In 2010, a number of decisions were handed down by state courts reviewing property tax exemptions for hospitals and healthcare providers. Out of those decisions, the opinion by the Illinois Supreme Court in Provena Covenant Medical Center v. The Department of Revenue deserves special attention. In its opinion, the Illinois Supreme Court reviewed the facts surrounding a property tax exemption valued at $ 1.1 million sought by Provena Covenant Medical Center (“Provena”) for its real estate located in Urbana, Illinois.
Provena is an Illinois not-for-profit corporation that operates a full-service acute-care hospital located in Urbana, Illinois. Provena is exempt from federal income taxes under 501(c)(3) of the Internal Revenue Code and exempt from a variety of Illinois taxes as well.
In 2002, Provena filed an application for property tax exemption for 43 parcels of real estate used for its Urbana hospital facility. In its application, Provena sought an exemption for property owned by a “charitable institution” that is “actually and exclusively used for charitable or beneficient purposes, and not leased or otherwise used with a view to profit.” The exemption application was denied by local and state authorities, along with several other courts reviewing the matter. On appeal, the Illinois Supreme Court agreed to review Provena’s application.

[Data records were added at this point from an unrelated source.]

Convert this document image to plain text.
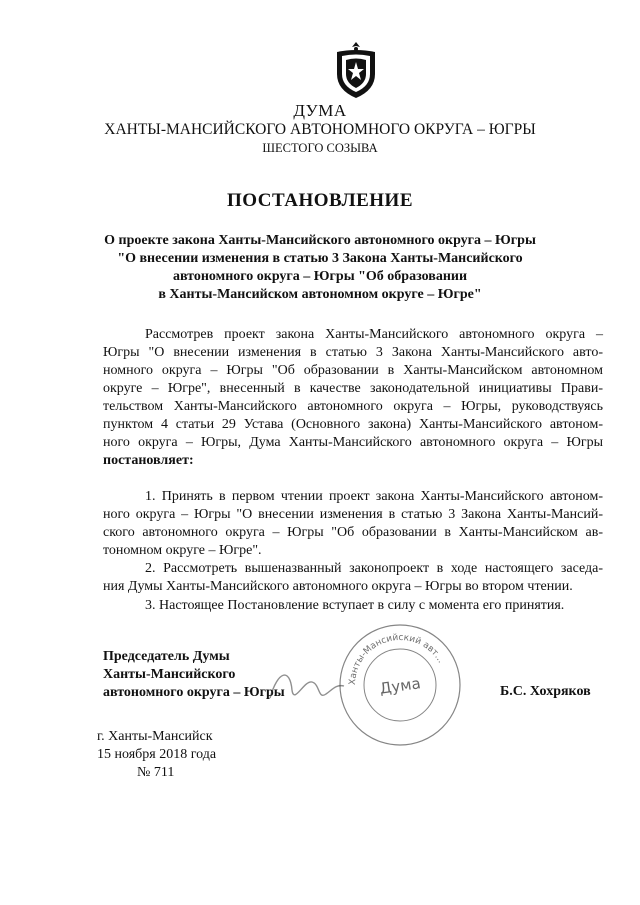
ДУМА
ХАНТЫ-МАНСИЙСКОГО АВТОНОМНОГО ОКРУГА – ЮГРЫ
ШЕСТОГО СОЗЫВА
ПОСТАНОВЛЕНИЕ
О проекте закона Ханты-Мансийского автономного округа – Югры
"О внесении изменения в статью 3 Закона Ханты-Мансийского
автономного округа – Югры "Об образовании
в Ханты-Мансийском автономном округе – Югре"
Рассмотрев проект закона Ханты-Мансийского автономного округа –
Югры "О внесении изменения в статью 3 Закона Ханты-Мансийского авто-
номного округа – Югры "Об образовании в Ханты-Мансийском автономном
округе – Югре", внесенный в качестве законодательной инициативы Прави-
тельством Ханты-Мансийского автономного округа – Югры, руководствуясь
пунктом 4 статьи 29 Устава (Основного закона) Ханты-Мансийского автоном-
ного округа – Югры, Дума Ханты-Мансийского автономного округа – Югры
постановляет:
1. Принять в первом чтении проект закона Ханты-Мансийского автоном-
ного округа – Югры "О внесении изменения в статью 3 Закона Ханты-Мансий-
ского автономного округа – Югры "Об образовании в Ханты-Мансийском ав-
тономном округе – Югре".
2. Рассмотреть вышеназванный законопроект в ходе настоящего заседа-
ния Думы Ханты-Мансийского автономного округа – Югры во втором чтении.
3. Настоящее Постановление вступает в силу с момента его принятия.
Председатель Думы
Ханты-Мансийского
автономного округа – Югры
Ханты-Мансийский авт...
Дума	Б.С. Хохряков
г. Ханты-Мансийск
15 ноября 2018 года
№ 711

In affirming the Court of Appeal’s decision, a majority of the justices agreed that Provena was not entitled to the exemption. This is based on the finding that Provena did not qualify as a “charitable institution” under 35 ILCS 200/15-65(a). However, the justices were split on whether or not the real estate was “actually and exclusively used for charitable or beneficient purposes, and not leased or otherwise used with a view to profit” as required by the relevant statory provision.
Charitable Institution – A Lack of Charitable Contributions
A majority of the justices agreed that being exempt from federal or state income taxes was not sufficient to meet the definition of a charitable institution. They stated that while Provena was a not-for-profit corporation without capital stock or shareholders during its 2002 fiscal year, Provena did not derive most of its funds from private or public charity. They focused on the fact that nearly all of its funding was received by treating patients in exchange for compensation through private insurance, Medicare and Medicaid, or direct payment from patients. According to the Court, only $6,938 of Provena’s income in 2002 came from charitable contributions.
Charitable Use – A Disagreement Among the Justices
The more controversial issue that was not resolved by the Court was whether or not Provena’s real estate was “actually and exclusively used for charitable or beneficient purposes, and not leased or otherwise used with a view to profit.”
Three of the justices focused their attention on the fact that Provena did not provide charity care to all who needed it and applied for it, nor did Provena advertise the availability of free or discounted medical care. The application process in order to apply for charity care was also a complicating factor. The justices were concerned that patients were required to submit an application for charity care and to provide evidence that their income and assets met Provena’s eligibility requirements. If a patient failed to obtain an advance determination prior to being admitted for treatment, then normal collection practices were followed. Those practices involved using collection services, calling the patient, and in some cases, taking legal action.
The same justices stated that Provena provided charity care only after it determined the patient was unable to pay for the services and revenue sources from private payers or Medicare or Medicaid were exhausted. Under Provena’s charity care policy, only 302 of 110,000 admissions received reductions in bills. As a result, in 2002, Provena provided charity care in the amount of $831,724. Provena’s charity care was $286,276 less than the $ 1.1 million in tax benefits that it would have received from the property tax exemption. In light of the previously mentioned facts, the justices felt that Provena’s charity care practices placed obstacles in the way of those who needed charitable benefits.
On the other hand, two dissenting justices were troubled by the fact that the Court attempted to establish a monetary threshold for evaluating charitable use under the exemption statute. They stated that establishing such a threshold is a right reserved for the legislature, not the Court.
Nationwide, local taxing authorities are scruitinizing hospital and healthcare-related applications for property tax exemptions. While the Provena decision does not represent a positive interpretation of the Illinois property tax exemption statute for hospitals and healthcare providers, the decision has limited preceditial value as the justicies could not agree upon the reason for denying the exemption. The decision should, however, place hospitals and healthcare providers on notice that they should be prepared to provide evidence of their charitable endeavors.